According to the wise man, there are no coincidences. Around the time that C. K. Stead published his wonderfully witty and acerbic portrayal of the life of Judas came the news of the discovery of the lost Gospel according to that accursed Apostle. My Name Was Judas was the result of a poet and realist's efforts to look at the story of Jesus through the eyes of a contemporary sceptic, an elegy filled with poetry conveying Judas' confusion, loss of faith, and grief, and love for Jesus.

Judas, recalling his life and Jesus', four decades after the fateful events that sparked a new faith and condemned him to lasting infamy, sets before us the facts. He doesn't betray his oldest friend, not for three or for thirty pieces of silver; he remains faithful to Jesus to the end despite all his doubts; he, unlike the rest of the apostles, does not run away at Jesus' capture; he skewers the various untruths that become accepted as the Christian orthodoxy; and he shows that Jesus, far from having miraculous powers, was carried away by his own eloquence into believing he was the Son of God.

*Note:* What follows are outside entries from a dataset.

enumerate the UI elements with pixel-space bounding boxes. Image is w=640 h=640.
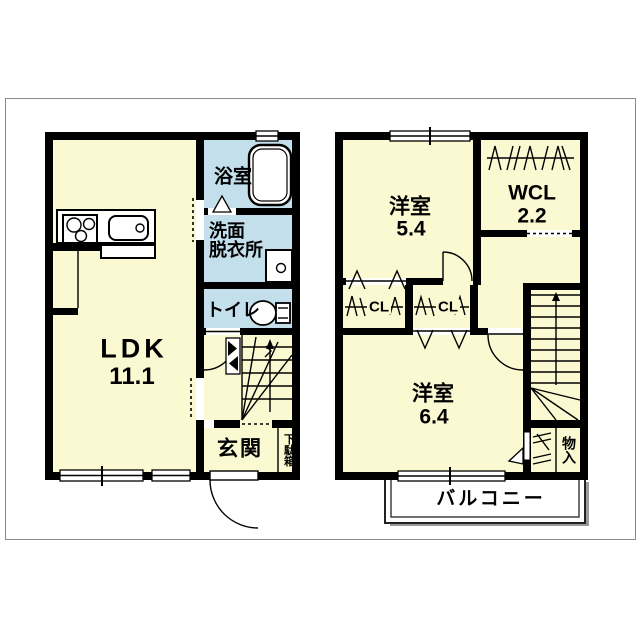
stove-icon: [63, 215, 97, 243]
bathtub-icon: [249, 145, 291, 205]
entrance-door-arc: [210, 471, 258, 528]
bedroom1-label: 洋室: [389, 197, 431, 218]
bedroom1-area-label: 5.4: [396, 219, 425, 240]
storage-label: 物入: [562, 436, 576, 464]
bathroom-label: 浴室: [214, 168, 252, 187]
closet1-label: CL: [367, 300, 391, 315]
shoe-cabinet-label: 下駄箱: [283, 434, 294, 467]
floorplan-image: 浴室 洗面 脱衣所 トイレ LDK 11.1 玄関 下駄箱 洋室 5.4 WCL…: [0, 0, 640, 640]
bedroom2-label: 洋室: [412, 384, 454, 405]
sink-icon: [109, 216, 148, 240]
wcl-opening: [527, 230, 572, 237]
closet2-label: CL: [436, 300, 460, 315]
toilet-label: トイレ: [206, 301, 260, 319]
window-1f-south-small: [152, 470, 190, 481]
balcony-label: バルコニー: [436, 490, 546, 509]
ldk-area-label: 11.1: [109, 365, 154, 389]
entrance-label: 玄関: [217, 439, 263, 460]
washroom-label-line2: 脱衣所: [209, 241, 263, 259]
wcl-area-label: 2.2: [517, 206, 546, 227]
floorplan-linework: [0, 0, 640, 640]
wcl-label: WCL: [508, 183, 556, 204]
washbasin-icon: [266, 250, 292, 282]
washroom-label-line1: 洗面: [209, 222, 245, 240]
window-1f-bath: [256, 131, 278, 141]
ldk-label: LDK: [100, 336, 168, 363]
bedroom2-area-label: 6.4: [419, 407, 448, 428]
toilet-door: [206, 328, 240, 335]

Stead has said that he was interested in exploring a messianic character as a non-believer. He 'thoroughly enjoyed the certain amount of ingenuity needed to account for the miracles. I see Judas as a much-maligned character, and in my novel he doesn't betray Christ literally. He simply doesn't believe in his divinity.' With his beautifully controlled prose and his deeply moving poetry, Stead has crafted a wonderful work. For the faithful, it may prove subversive and blasphemous. For everybody, the glory of Jesus and his life shines through, not at all diminished by the revelation of his humanity.